O vínculo entre pais e filhos envolve diversos aspectos, como sustento, custódia, educação e formação, tomada de decisões médicas, formação ética e moral, proteção e segurança. Mas também traz expresso o dever de administração do patrimônio.
No que se refere ao patrimônio dos filhos, cabe aos pais garantir a administração dos bens de forma apropriada, tomando decisões financeiras no benefício destes e garantindo que os bens sejam mantidos em boas condições. Os pais devem também assegurar o uso responsável, ou seja, não podem os genitores usar o patrimônio para benefício próprio ou de terceiros, sendo certo que o uso dos bens deve ser sempre realizado em favor de crianças ou adolescentes. Inclusive, de acordo com o artigo 1637, do Código Civil, em caso de abuso de autoridade, falta no cumprimento de seus deveres ou prática de atos que gerem a ruína dos bens dos filhos, poderá o Poder Judiciário, a pedido do Ministério Público ou de qualquer parente, suspender o poder familiar.
Mas há uma questão no ordenamento jurídico brasileiro que gera uma insegurança e uma grande desproteção às crianças e adolescentes. É que, de acordo com o nosso Código Civil, artigo 974, incorporado pela Lei 12.399/2011, o menor de 16 anos pode ser sócio de Sociedade Limitada, desde que:representado por ambos os genitores, o capital social esteja totalmente integralizado e a criança ou adolescente não figure como administrador da Sociedade.
Ocorre que, ainda que não possa figurar como administrador, há o risco de o filho vir a responder no futuro com seus bens por dívidas contraídas pela empresa. Ou, se a criança ou adolescente, possuir patrimônio (como é o caso de Larissa Manoela), os pais poderão livremente gerir os bens por meio da Sociedade Limitada sem cumprir as regras protetivas de nossa legislação, tal como descrito acima.
Durante muito tempo prevaleceu na legislação, o entendimento de que o menor de 18 anos não poderia integrar o capital social de Sociedade Limitada, devido a restrição constante do artigo 308 do Código Comercial.Mas, essa questão foi definida pelo Supremo Tribunal Federal, que, em acórdão datado do longínquo ano de 1976, estabeleceu um marco na definição pela legalidade da inclusão de sócio menor em Sociedade Limitada.

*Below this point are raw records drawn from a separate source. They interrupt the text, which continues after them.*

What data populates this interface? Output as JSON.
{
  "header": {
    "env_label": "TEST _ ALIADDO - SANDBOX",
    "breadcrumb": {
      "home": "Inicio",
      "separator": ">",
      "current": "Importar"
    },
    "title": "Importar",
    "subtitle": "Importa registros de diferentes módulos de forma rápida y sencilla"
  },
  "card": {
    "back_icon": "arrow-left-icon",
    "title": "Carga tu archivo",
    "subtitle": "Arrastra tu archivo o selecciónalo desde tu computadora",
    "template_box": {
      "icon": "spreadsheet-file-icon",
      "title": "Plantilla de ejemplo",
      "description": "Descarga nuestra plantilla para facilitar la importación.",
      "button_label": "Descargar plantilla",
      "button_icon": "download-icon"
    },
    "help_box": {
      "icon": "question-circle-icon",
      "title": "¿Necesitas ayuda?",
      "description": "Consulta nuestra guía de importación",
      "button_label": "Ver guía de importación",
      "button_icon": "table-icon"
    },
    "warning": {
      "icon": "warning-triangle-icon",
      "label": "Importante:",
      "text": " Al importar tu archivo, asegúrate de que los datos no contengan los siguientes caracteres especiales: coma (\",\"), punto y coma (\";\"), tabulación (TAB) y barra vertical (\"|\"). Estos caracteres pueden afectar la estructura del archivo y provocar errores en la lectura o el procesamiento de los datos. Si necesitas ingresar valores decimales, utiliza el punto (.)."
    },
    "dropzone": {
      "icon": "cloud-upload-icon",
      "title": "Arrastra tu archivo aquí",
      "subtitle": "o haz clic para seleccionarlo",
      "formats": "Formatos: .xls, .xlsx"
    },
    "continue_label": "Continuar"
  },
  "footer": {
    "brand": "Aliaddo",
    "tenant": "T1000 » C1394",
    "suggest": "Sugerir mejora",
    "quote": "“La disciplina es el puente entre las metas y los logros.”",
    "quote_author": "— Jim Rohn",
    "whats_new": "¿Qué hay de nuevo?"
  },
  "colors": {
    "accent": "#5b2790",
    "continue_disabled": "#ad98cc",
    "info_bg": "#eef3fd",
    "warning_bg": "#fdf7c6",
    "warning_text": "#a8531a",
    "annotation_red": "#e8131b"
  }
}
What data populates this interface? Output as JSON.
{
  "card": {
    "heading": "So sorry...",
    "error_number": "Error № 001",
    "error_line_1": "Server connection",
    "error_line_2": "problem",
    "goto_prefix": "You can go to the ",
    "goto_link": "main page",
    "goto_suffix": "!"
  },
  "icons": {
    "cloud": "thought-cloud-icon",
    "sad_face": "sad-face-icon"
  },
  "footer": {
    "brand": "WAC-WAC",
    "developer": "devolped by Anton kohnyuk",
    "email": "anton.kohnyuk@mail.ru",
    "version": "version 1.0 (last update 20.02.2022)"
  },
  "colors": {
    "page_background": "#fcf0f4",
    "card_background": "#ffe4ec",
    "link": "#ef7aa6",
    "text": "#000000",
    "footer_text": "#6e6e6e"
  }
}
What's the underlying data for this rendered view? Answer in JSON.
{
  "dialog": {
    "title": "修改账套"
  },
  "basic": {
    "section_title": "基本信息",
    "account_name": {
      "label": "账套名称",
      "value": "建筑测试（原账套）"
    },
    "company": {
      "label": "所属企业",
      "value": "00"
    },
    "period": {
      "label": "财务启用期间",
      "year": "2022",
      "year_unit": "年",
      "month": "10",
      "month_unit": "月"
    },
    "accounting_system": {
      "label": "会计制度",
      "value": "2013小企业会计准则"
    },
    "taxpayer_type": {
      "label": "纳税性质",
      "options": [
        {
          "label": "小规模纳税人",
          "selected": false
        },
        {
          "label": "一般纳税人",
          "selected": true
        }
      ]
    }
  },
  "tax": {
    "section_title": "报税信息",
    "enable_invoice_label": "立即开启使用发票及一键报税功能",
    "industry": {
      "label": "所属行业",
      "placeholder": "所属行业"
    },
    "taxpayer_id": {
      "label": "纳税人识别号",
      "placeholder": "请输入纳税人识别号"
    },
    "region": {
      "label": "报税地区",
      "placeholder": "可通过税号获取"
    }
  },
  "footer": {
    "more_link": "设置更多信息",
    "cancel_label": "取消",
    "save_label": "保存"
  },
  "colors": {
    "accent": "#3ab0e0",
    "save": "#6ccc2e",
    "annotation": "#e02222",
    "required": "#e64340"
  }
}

O entendimento que aliás, se mantém até os dias atuais, é o de que “se o menor está sob o regime de pátrio poder e sua contribuição é em dinheiro ou bens móveis, a afirmativa se impõe (a de que este pode vir a integrar a Sociedade Limitada)”.
Ora, com respaldo nesta decisão, aliás lembrada por diversos julgados do Superior Tribunal de Justiça, admite-se o ingresso de crianças e adolescentes em Sociedades, apenas com a atualização de que se impõe atualmente a assinatura de pai e mãe (ao invés do pai, exclusivamente) para os atos de registro da Sociedade na representação de filhos menores de 16 anos.
Por tudo isso, são muito bem-vindos os projetos de lei que buscam regulamentar e proteger as crianças e adolescentes que passarem a participar de Sociedades por decisão unilateral dos pais, especialmente em tempos de celebridades que se consolidam ainda na juventude e que se desenvolvem fartamente no universo de redes sociais e no mundo do entretenimento.
Longe do controle judicial e dos olhos do Ministério Público genitores realizam livremente a gestão dos bens de menores, fazem uso de seus nomes e contraem dívidas que poderão onerá-los por muitos anos, tudo em um mundo em que os contratos são realizados muito rapidamente, as transferências financeiras se resolvem em um clique e o nome e a imagem são nossos reais e efetivos patrimônios.
*Gabriella Fregni é advogada, sócia do escritório Fregni – Advogados Associados, Mestre em Direito Civil Comparado pela PUC-SP e Doutora em Direito do Estado pela USP.